A l’image de ces deux personnages qui s’entrechoquent, De Gaulle, à Londres était le cri de désobéissance et de révolte d’un patriote qui a refusé la capitulation du maréchal Pétain devant l’ennemi nazi. Pétain, pourtant auréolé de la victoire de Verdun face à ce même ennemi, avait choisi de ternir et de brader l’honneur de son peuple et de tous ses combattants venus de toutes parts et de tous pays par millions pour faire barrage à la barbarie d’alors.

Tel est le long fleuve tumultueux de l’histoire humaine. Souvent les héros d’une épopée glorieuse, faute de quitter la scène au bon moment, se transforment, à l’automne de leur vie, en capitulards. Ainsi donc, il y aurait un âge pour tout. Celui de la bravoure et celui des défaites aux allures d’abdications, de soumissions et de forfaitures.

Ce bref rappel historique de l’un et de l’autre de ces deux personnages qui ont façonné, chacun à sa manière, le visage de la France d’aujourd’hui, conduit directement à établir un parallèle avec la scène algérienne d’hier et d’aujourd’hui. Aussi dans ce cas (l’Algérie), force est de reconnaître que les héros d’hier ont permuté dans leur évolution historique. Selon les cas, certains de ces acteurs ont, dans les meilleurs des cas démissionné pour laisser place à l’arbitraire, à l’injustice et à la déviation de toutes sortes. D’autres, dans le pire des cas, ont purement capitulé en se rendant complices de multiples forfaitures commises contre, d’abord les martyrs qui ont donné leur sang pour libérer ce pays et contre les générations postindépendance auxquelles ils lèguent pour seule perspective la misère et l’exil.

Ce triste constat conduit à revenir sur la décision incompréhensible que vient de prendre le leader du parti FFS, Hocine Aït Ahmed, celle d’appeler à soutenir un processus électoral dont les conséquences n’ont pour finalité que de passer à une deuxième république qui légitimera l’avènement d’un régime islamiste en Algérie. Il y a des tournants dans l’histoire qu’il faut savoir négocier pour y rester à jamais. Ce choix de Hocine Aït Ahmed est loin d’être le cas. Entré dans l’histoire de l’Algérie par la grande porte, il est sur le point de la quitter en sortant par la plus petite des interstices de celle-ci.

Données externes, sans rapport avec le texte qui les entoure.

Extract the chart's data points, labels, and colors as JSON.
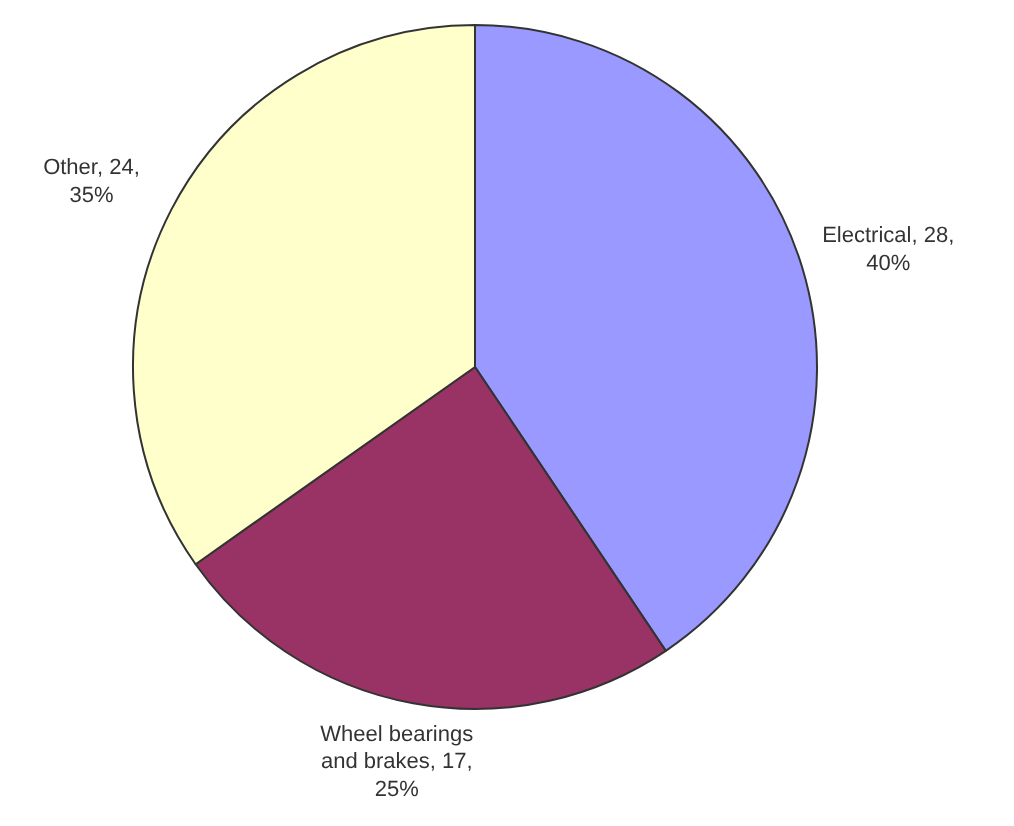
{
  "chart_data": {
    "type": "pie",
    "categories": [
      "Electrical",
      "Wheel bearings\nand brakes",
      "Other"
    ],
    "values": [
      28,
      17,
      24
    ],
    "colors": [
      "#9999ff",
      "#993366",
      "#ffffcc"
    ],
    "value_labels": [
      "28,\n40%",
      "17,\n25%",
      "24,\n35%"
    ]
  }
}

Comment comprendre cet édit venant de la part d’un homme qu’on dit avoir consacré tout son combat politique, pour ne pas dire sa vie, à des luttes démocratiques depuis sa prime jeunesse. Que reste-t-il de son cheval de bataille d’hier, ce principe sacro-saint d’une assemblée constituante, lui qui considère que la seule légitimité est celle du peuple qui consent de déléguer à ses gouvernants son pouvoir à travers des représentants légitimes et légalement élus ? Quid des slogans des années 1990 "ni Etat policier, ni république islamiste" ? N’est-ce pas que c’est contre ce même système et ses acteurs, ceux d’hier et d’aujourd’hui, qu’il a été amené, en 1999, à quitter, précipitamment, la compagne électorale au prétexte que les dés étaient pipés d’avance ?

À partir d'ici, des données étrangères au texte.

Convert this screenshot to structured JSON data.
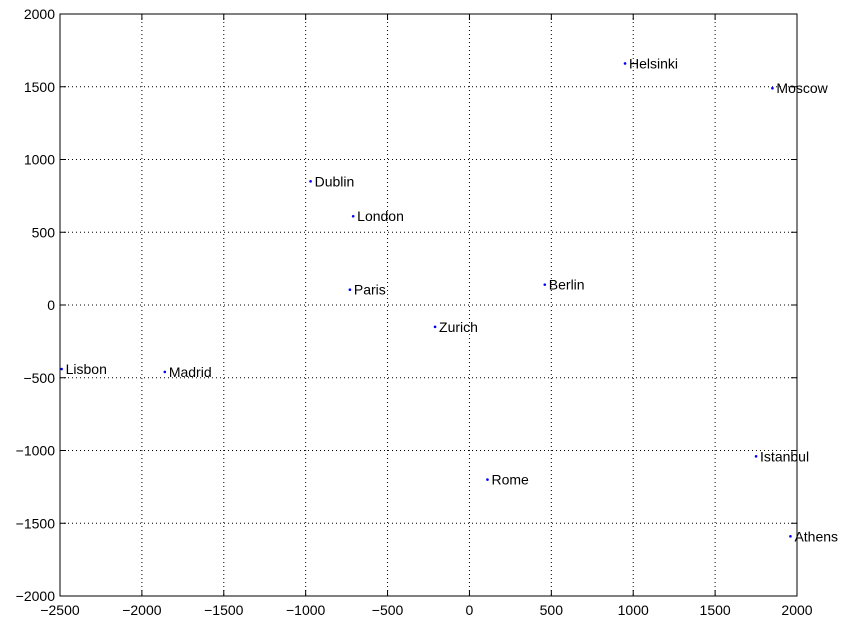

Au nom de quelle real politique offre-t-il, aujourd’hui, son onction à un système qu’il n’a eu de cesse de combattre et de dénoncer et dont le mode opératoire (la fraude et l’intimidation, la cooptation) n’a pas varié d’un iota ?

C’est à toutes ces questions que M Aït Ahmed est invité à donner des réponses pour dire ce qui a vraiment changé depuis ; dans quel sens et en faveur de qui. Osera-t-il le faire et pourra-t-il convaincre tous ceux qui ont de tout temps cru en lui ? L’énormité de la chose est telle qu’il est illusoire d’attendre une réponse à toutes ces questions à moins de se déjuger ou reconnaître sa compromission dans une entreprise aux prémices dévastatrices.

Même ses fervents soutiens, y compris ceux des personnalités politiques qui ont été acteurs du système sont désarçonnés par un tel revirement de sa part ; eux qui ont refusé de se compromettre dans une pseudo-entreprise de réformes, tant il est clair que de telles manœuvres dont les visées ne sont rien d’autres que maintenir le système en le pervertissant, encore, davantage. Le choix de Hocine Aït Ahmed peut s’avérer avec moins d’effets sur le peuple algérien dans sa globalité, tant il ne voit en sa personne qu’un Kabyle qui a combattu, en 1963 les armes à la main, l’Algérie (son pays). En revanche, pour ceux qui ont cru en lui et continuent de le faire (les Kabyles), l’addition sera lourde de conséquences.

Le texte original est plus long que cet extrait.